Comparisons, though, in time, teams, and situations are similar only to a point. There were Hall of Famers from that 1970s gang (Alan Trammell, Jack Morris, and another guy who should be in Cooperstown, Lou Whitaker). They were at the 1980s heyday’s center, along with Kirk Gibson, Lance Parrish, Dan Petry, etc.

That’s a tough talent blend to duplicate, no matter how good the 2020 or 2019 drafts prove to be.

The Tigers also are staring at the teeth of a divisional white shark, the White Sox, who could be in the early stage of a mini-dynasty.

What’s important is that good baseball — competitive, entertaining, interesting baseball — returns to Comerica Park. And that’s within reach.

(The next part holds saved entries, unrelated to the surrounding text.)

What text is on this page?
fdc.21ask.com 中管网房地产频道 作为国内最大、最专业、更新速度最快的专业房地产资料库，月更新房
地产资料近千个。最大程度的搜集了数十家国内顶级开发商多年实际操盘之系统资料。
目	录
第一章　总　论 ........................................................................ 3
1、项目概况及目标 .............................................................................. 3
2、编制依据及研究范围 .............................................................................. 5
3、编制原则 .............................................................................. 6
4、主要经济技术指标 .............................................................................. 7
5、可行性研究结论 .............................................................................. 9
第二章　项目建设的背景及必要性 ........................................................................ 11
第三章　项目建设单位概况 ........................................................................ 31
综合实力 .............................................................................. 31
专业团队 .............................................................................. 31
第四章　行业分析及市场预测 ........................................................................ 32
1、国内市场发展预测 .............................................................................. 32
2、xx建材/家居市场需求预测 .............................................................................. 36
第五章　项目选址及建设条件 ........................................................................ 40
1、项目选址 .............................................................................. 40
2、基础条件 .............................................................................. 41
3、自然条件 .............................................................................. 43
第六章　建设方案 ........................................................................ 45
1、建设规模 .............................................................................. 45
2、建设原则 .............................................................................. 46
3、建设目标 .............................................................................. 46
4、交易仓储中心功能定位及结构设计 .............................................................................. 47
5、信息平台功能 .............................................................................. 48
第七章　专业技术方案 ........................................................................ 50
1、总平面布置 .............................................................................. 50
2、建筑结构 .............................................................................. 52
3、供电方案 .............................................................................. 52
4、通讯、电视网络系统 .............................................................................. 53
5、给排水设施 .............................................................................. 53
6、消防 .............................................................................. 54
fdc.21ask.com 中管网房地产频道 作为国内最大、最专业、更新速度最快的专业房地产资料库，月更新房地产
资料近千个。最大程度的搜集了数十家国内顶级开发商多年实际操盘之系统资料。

Mike Ilitch, bless his soul and his generosity, helped Detroit to an exceptional playoff era by virtue of his largesse, and some good luck to match, combined with Dombrowski and his partners’ wits. Ironically, Ilitch’s expansive checkbook helped dig a hole deeper than most rebuilds typically experience.

But the worst is past. Better nights and days at Comerica are ahead, probably beginning next season when something approaching a .500 club should cue a string of ensuing years when playoffs (16 teams is a must) are at least in the cards.

Avila gets two more years to show that just such a timetable is realism and not illusion.

If it hasn’t turned around by then, Chris Ilitch needs to hire his young genius and get on with a better baseball life. Until that is, the young genius, whoever he is, confirms that building a winning baseball team is the hardest task in professional sports.

Former Detroit News sportswriter Lynn Henning is a freelance writer.